Is $f$ $L$-Lipschitz?
I have an answer to the question unless $n=1$ and $m>1$. See below for details.
Case 1: $m=1$
For $f \colon \mathbb{R} \to \mathbb{R}^n$, we first note that $\mathcal{H}^1(E) \geq \operatorname{diam}(E)$, so we have $$ |f(x)-f(y)| \leq \operatorname{diam}(f([x,y])) \leq \mathcal{H}^1(f([x,y])) \leq L\mathcal{H}^1([x,y]) = L |x-y|. $$ Hence the answer in this case is positive.
Case 2: $m,n>1$
We can define $f \colon \mathbb {R}^m \to \mathbb{R}^n$ by $f(x_1,\dots,x_n)=(x_1,x_1^2, 0,\dots,0)$. Then $\mathcal{H}^d(f(E))=0$ (recall $d=\min\{m,n\}$) for every $E \subset \mathbb{R}^m$, so the inequality is trivially satisfied. However, the function is not Lipschitz (because $x^2$ is not).
Hence the answer in this case is negative.
Case 3: $m>1$, $n=1$
For this case, I have no proof nor counterexample.

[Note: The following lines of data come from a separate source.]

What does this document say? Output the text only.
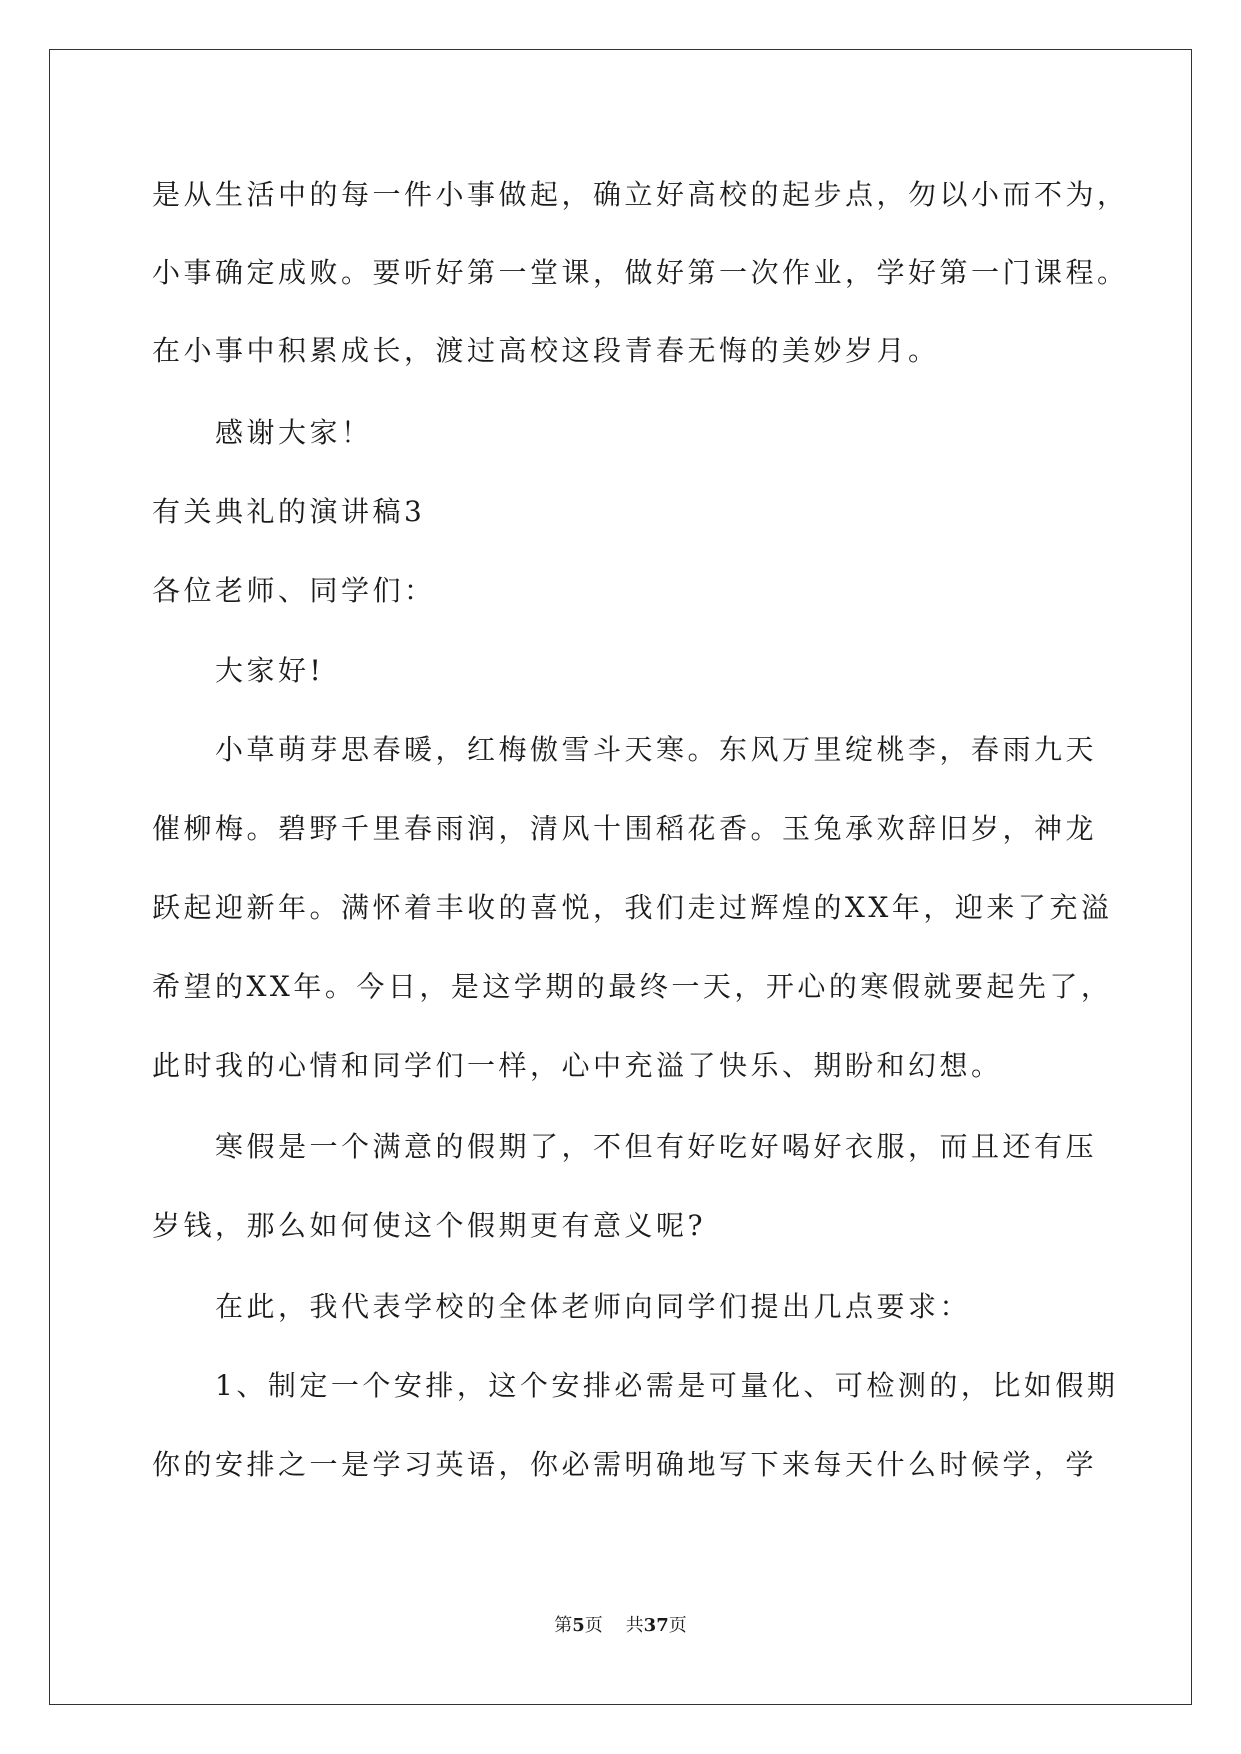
是从生活中的每一件小事做起，确立好高校的起步点，勿以小而不为，
小事确定成败。要听好第一堂课，做好第一次作业，学好第一门课程。
在小事中积累成长，渡过高校这段青春无悔的美妙岁月。
感谢大家！
有关典礼的演讲稿3
各位老师、同学们：
大家好!
小草萌芽思春暖，红梅傲雪斗天寒。东风万里绽桃李，春雨九天
催柳梅。碧野千里春雨润，清风十围稻花香。玉兔承欢辞旧岁，神龙
跃起迎新年。满怀着丰收的喜悦，我们走过辉煌的XX年，迎来了充溢
希望的XX年。今日，是这学期的最终一天，开心的寒假就要起先了，
此时我的心情和同学们一样，心中充溢了快乐、期盼和幻想。
寒假是一个满意的假期了，不但有好吃好喝好衣服，而且还有压
岁钱，那么如何使这个假期更有意义呢?
在此，我代表学校的全体老师向同学们提出几点要求：
1、制定一个安排，这个安排必需是可量化、可检测的，比如假期
你的安排之一是学习英语，你必需明确地写下来每天什么时候学，学
第5页 共37页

Since $f$ is assumed globally defined and continuous, the remaining case $n = 1$ can be handled very similarly to the case $m = 1$:
For $x,y \in \mathbb{R}^m$, let $E_{x,y} := \{ (1-t)\cdot x + t\cdot y : t \in [0,1]\}$ denote the straight line segment between $x$ and $y$. Then $\mathcal{H}^1(E_{x,y}) = \lVert x-y\rVert$, and $f(E_{x,y})$ is a connected subset of $\mathbb{R}$ containing $f(x)$ and $f(y)$. Then
$$\lvert f(x) - f(y)\rvert \leqslant \operatorname{diam} \bigl(f(E_{x,y})\bigr) = \mathcal{H}^1\bigl(f(E_{x,y})\bigr) \leqslant L\cdot \mathcal{H}^1(E_{x,y}) =L\cdot \lVert x-y\rVert,$$
showing that $f$ is Lipschitz-continuous with Lipschitz constant $L$. Here the equality
$$\operatorname{diam} \bigl(f(E_{x,y})\bigr) = \mathcal{H}^1\bigl(f(E_{x,y})\bigr)$$
holds since $f(E_{x,y})$ is a connected subset of $\mathbb{R}$, i.e. an interval.

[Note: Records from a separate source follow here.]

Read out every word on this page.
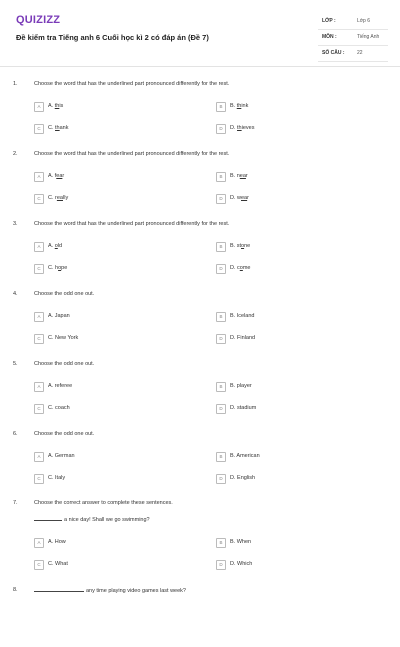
QUIZIZZ
Đề kiểm tra Tiếng anh 6 Cuối học kì 2 có đáp án (Đề 7)
LỚP :	Lớp 6
MÔN :	Tiếng Anh
SỐ CÂU :	22
1.	Choose the word that has the underlined part pronounced differently for the rest.
A	A. this	B	B. think
C	C. thank	D	D. thieves
2.	Choose the word that has the underlined part pronounced differently for the rest.
A	A. fear	B	B. near
C	C. really	D	D. wear
3.	Choose the word that has the underlined part pronounced differently for the rest.
A	A. old	B	B. stone
C	C. hope	D	D. come
4.	Choose the odd one out.
A	A. Japan	B	B. Iceland
C	C. New York	D	D. Finland
5.	Choose the odd one out.
A	A. referee	B	B. player
C	C. coach	D	D. stadium
6.	Choose the odd one out.
A	A. German	B	B. American
C	C. Italy	D	D. English
7.	Choose the correct answer to complete these sentences.
a nice day! Shall we go swimming?
A	A. How	B	B. When
C	C. What	D	D. Which
8.	any time playing video games last week?
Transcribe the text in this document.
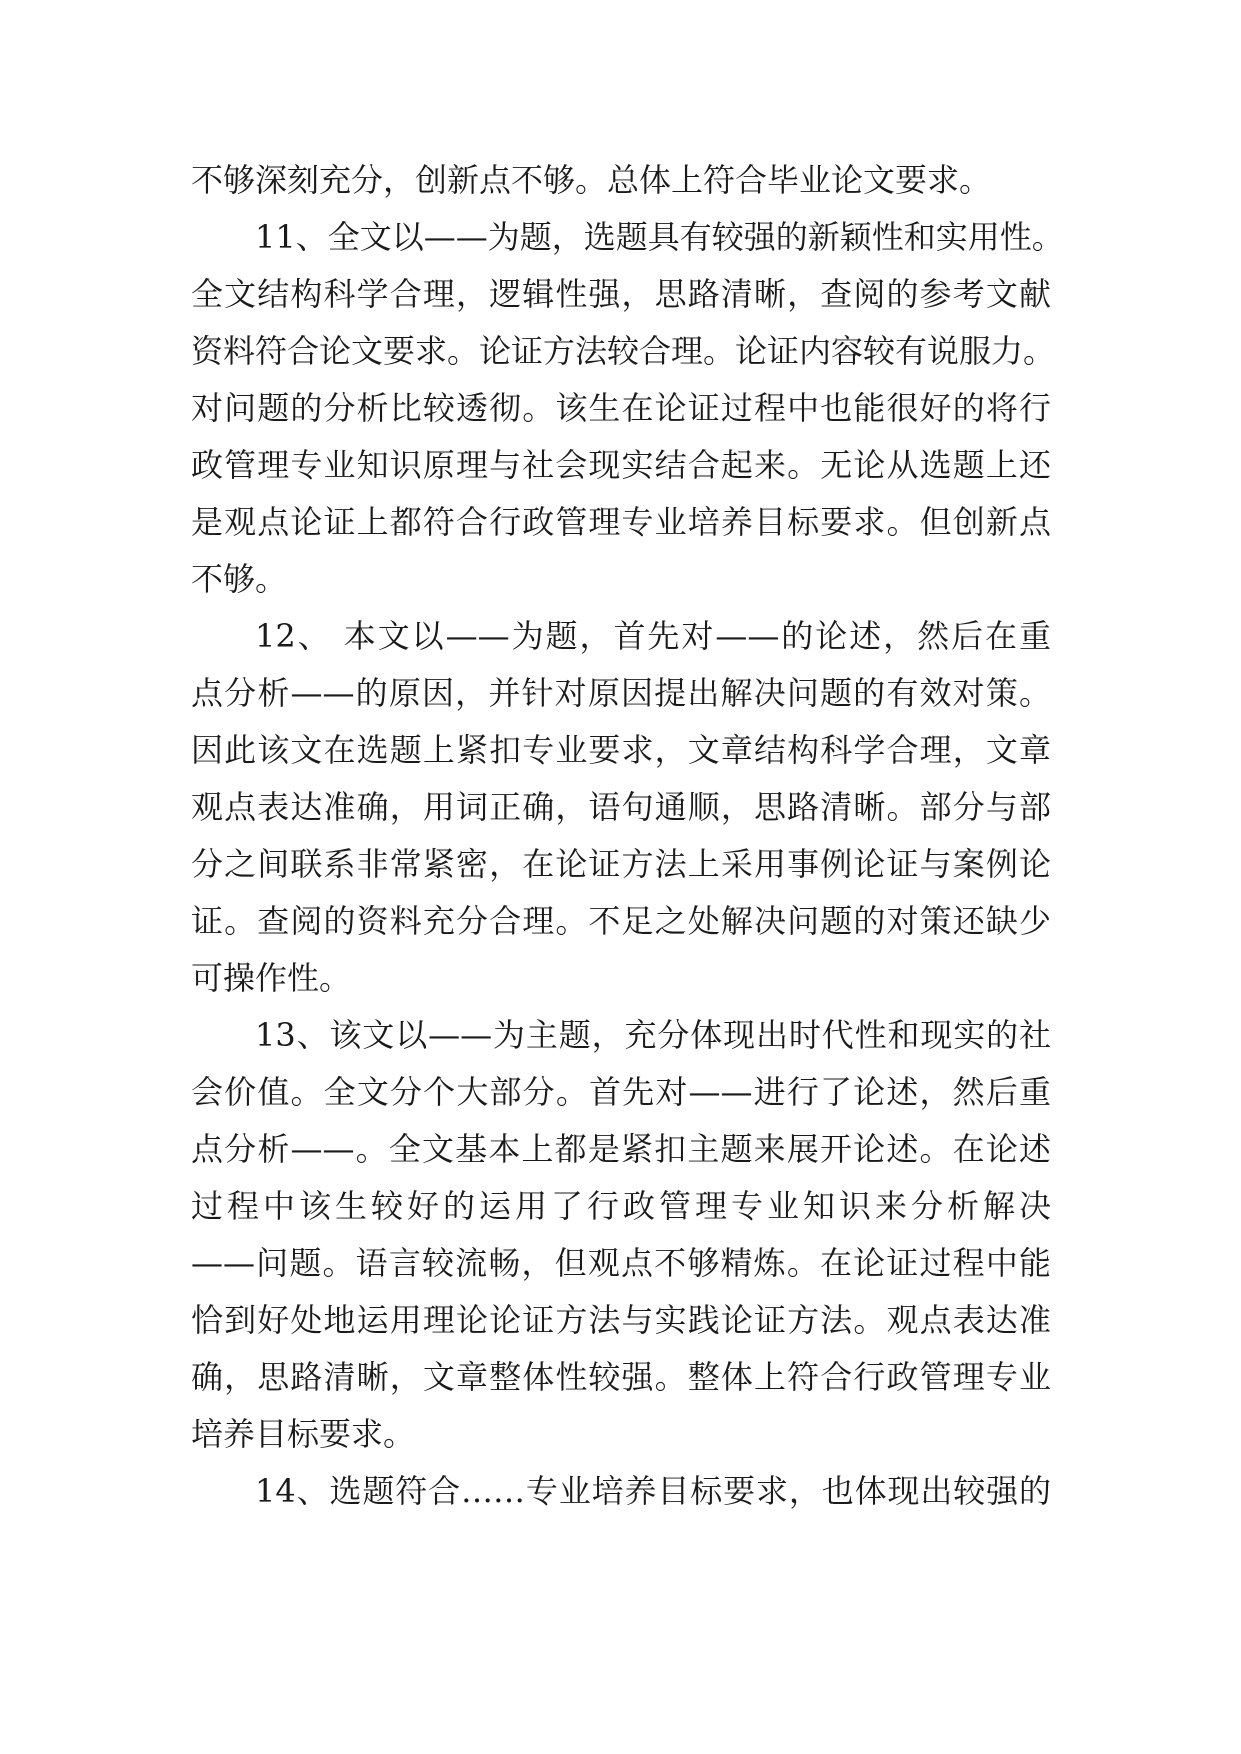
不够深刻充分，创新点不够。总体上符合毕业论文要求。
11、全文以——为题，选题具有较强的新颖性和实用性。
全文结构科学合理，逻辑性强，思路清晰，查阅的参考文献
资料符合论文要求。论证方法较合理。论证内容较有说服力。
对问题的分析比较透彻。该生在论证过程中也能很好的将行
政管理专业知识原理与社会现实结合起来。无论从选题上还
是观点论证上都符合行政管理专业培养目标要求。但创新点
不够。
12、 本文以——为题，首先对——的论述，然后在重
点分析——的原因，并针对原因提出解决问题的有效对策。
因此该文在选题上紧扣专业要求，文章结构科学合理，文章
观点表达准确，用词正确，语句通顺，思路清晰。部分与部
分之间联系非常紧密，在论证方法上采用事例论证与案例论
证。查阅的资料充分合理。不足之处解决问题的对策还缺少
可操作性。
13、该文以——为主题，充分体现出时代性和现实的社
会价值。全文分个大部分。首先对——进行了论述，然后重
点分析——。全文基本上都是紧扣主题来展开论述。在论述
过程中该生较好的运用了行政管理专业知识来分析解决
——问题。语言较流畅，但观点不够精炼。在论证过程中能
恰到好处地运用理论论证方法与实践论证方法。观点表达准
确，思路清晰，文章整体性较强。整体上符合行政管理专业
培养目标要求。
14、选题符合……专业培养目标要求，也体现出较强的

Note: in your case 1, the inequality $\mathcal{H}^1(E) \geqslant \operatorname{diam}(E)$ does not hold for arbitrary subsets of $\mathbb{R}^k$, it is guaranteed only for connected subsets. However, you use it only for path-connected sets, so the argument is correct.